Issues with some pool backend systems?

Is it just me, or are others seeing symptoms as well that seem to indicate issues with some pool backend systems?

@Ask, seems some APIs don’t return proper data, e.g., for the offset/scores graphs and client distribution statistics of at least some servers:

And the API(s) providing data for the DNS Queries/Peak DNS Queries graphs on the status page seem to have stopped providing data some time last night:

All in all probably nothing critical is impacted, mostly “just” presentation of some metrics.

4 Likes

Indeed scores graphs for my servers are also not showing.

1 Like

The data backend seems offline:

2 Likes

As long as the dns servers are still respoding, the website and email notification work - I’m not worried about it. Stats are only “nice to have features” :slight_smile:

1 Like

Failure of NTHFs is a significant datum that indicates other potential system failures. Absent an understanding of the complete system architecture and the root causes of this inconvenience, one cannot rule out other types of failures, up to and including total system collapse.

Admittedly, my viewpoint derives from my time engineering safety-critical systems, where “No anomalous event is trivial” is a guiding principle.

It’s back!

One of the clickhouse database clusters (the one processing the DNS logs) ran out of disk space some days ago. In the process of cleaning that up I upgraded ClickHouse itself and the new version didn’t support (or the operator configuring it disabled?) the “default user” some components had been using. (All sorts of things went slightly sideways, lots of improvements to the setup and disk usage were made).

I only had time to fix the more critical parts right then and only got the data-api fixed today.

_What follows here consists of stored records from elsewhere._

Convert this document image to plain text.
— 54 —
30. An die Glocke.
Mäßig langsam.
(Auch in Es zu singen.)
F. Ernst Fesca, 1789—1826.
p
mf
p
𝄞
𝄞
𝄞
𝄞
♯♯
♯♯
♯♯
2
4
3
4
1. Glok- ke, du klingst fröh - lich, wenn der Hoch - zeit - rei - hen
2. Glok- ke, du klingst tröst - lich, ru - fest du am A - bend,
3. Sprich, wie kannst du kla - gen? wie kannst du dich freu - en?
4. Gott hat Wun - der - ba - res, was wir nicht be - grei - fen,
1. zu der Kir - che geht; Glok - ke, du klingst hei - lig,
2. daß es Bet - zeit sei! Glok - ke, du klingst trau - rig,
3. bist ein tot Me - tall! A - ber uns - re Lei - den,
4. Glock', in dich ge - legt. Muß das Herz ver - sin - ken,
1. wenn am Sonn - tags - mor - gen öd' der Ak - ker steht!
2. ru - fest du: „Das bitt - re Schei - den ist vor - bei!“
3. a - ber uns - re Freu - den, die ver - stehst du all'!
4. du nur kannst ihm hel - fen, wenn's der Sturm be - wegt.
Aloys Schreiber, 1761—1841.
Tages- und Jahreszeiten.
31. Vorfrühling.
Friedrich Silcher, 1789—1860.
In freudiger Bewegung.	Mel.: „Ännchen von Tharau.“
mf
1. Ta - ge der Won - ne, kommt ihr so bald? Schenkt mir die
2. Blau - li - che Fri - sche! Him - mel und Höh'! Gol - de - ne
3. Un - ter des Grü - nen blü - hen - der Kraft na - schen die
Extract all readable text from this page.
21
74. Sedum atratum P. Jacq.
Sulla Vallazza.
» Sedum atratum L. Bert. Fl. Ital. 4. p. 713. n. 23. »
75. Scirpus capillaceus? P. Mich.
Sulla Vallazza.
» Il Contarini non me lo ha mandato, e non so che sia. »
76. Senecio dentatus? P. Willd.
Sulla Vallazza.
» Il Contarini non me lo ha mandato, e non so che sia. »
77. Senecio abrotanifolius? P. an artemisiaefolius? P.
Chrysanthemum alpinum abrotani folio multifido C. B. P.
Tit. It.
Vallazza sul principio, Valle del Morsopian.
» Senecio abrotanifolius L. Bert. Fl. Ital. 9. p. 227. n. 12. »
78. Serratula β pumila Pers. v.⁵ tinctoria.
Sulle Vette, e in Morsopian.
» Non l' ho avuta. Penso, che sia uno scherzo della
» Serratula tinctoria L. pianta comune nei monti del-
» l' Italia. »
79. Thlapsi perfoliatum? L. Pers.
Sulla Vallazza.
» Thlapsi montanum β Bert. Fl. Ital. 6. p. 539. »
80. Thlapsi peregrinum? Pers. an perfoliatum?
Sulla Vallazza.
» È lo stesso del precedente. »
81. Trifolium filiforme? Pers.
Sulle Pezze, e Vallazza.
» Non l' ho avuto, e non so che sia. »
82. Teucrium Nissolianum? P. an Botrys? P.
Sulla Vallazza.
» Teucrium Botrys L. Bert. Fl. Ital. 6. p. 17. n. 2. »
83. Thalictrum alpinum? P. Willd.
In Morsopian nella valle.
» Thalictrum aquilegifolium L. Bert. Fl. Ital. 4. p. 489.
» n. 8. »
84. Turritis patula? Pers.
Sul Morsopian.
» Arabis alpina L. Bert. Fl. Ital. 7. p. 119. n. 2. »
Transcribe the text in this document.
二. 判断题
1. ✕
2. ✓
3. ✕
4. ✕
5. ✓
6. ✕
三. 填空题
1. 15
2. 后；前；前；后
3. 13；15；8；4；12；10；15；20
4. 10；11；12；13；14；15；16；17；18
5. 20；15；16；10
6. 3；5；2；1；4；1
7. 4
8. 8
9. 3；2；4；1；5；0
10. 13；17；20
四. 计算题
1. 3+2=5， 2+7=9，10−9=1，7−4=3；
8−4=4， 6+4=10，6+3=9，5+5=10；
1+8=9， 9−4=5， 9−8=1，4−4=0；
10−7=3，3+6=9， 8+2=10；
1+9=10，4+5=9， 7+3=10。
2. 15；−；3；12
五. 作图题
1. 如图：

The code change was small, most of the changes were in the clickhouse configuration, Vault (that’s securely storing things like password) and in the Flux configuration that’s deploying the software.

3 Likes

Thanks @ask for your efforts and time!
Nevertheless slightly concerning…

I’m some network issues with IPv6 myself after switching routers (opnsense). :laughing:

2 Likes

@MagicNTP I missed that the tool that updates the status page graphs also query clickhouse; I’ll add that query to the data-api tool to have it consolidated.

1 Like

Yeah, I was disappointed it took me so long to get it fixed. I usually have better luck judging risk so I do maintenance and changes according to the time / energy / awareness I have available to follow-up if something goes wrong.

(As an example, I have some big updates to the monitoring system about ready but I’ve been traveling so the changes are safely held back in just the development system).

3 Likes

Excellent. Have you shared these ideas with the community? Would be nice to get some insight into what you are planning.

1 Like

I’m running into problems with NTP server checking (and is thus unable to add more servers to the pool).

It worked fine around six hours ago, and I added one server successfully. Now I’m trying to add a couple more and always end up with this message:

Could not decode NTP response from trace server

I ran ntpdate -q from two machines on the opposite sides of the globe, and it worked fine. Moreover, the check fails for time.cloudflare.com (162.159.200.1) and time.google.com (216.239.35.4).

Can you please look into it? Thanks!

The DNS query counts on the status page are updating again (via data-api changes and an update to the status page poster).

It started working again just a few minutes ago. Thanks!

Yeah, thanks for pointing it out (and to the operator who emailed the help address).

I’m not actually sure what happened. The production monitoring API got timeouts connecting to the MQTT broker. The beta and development instances were working fine, the monitors were connecting fine to MQTT too. It hasn’t happened before and it’s not clear why it did now.

The system has a fallback for checking NTP servers if the path via the monitoring system doesn’t work, but that didn’t work either (and that code path isn’t covered by tracing).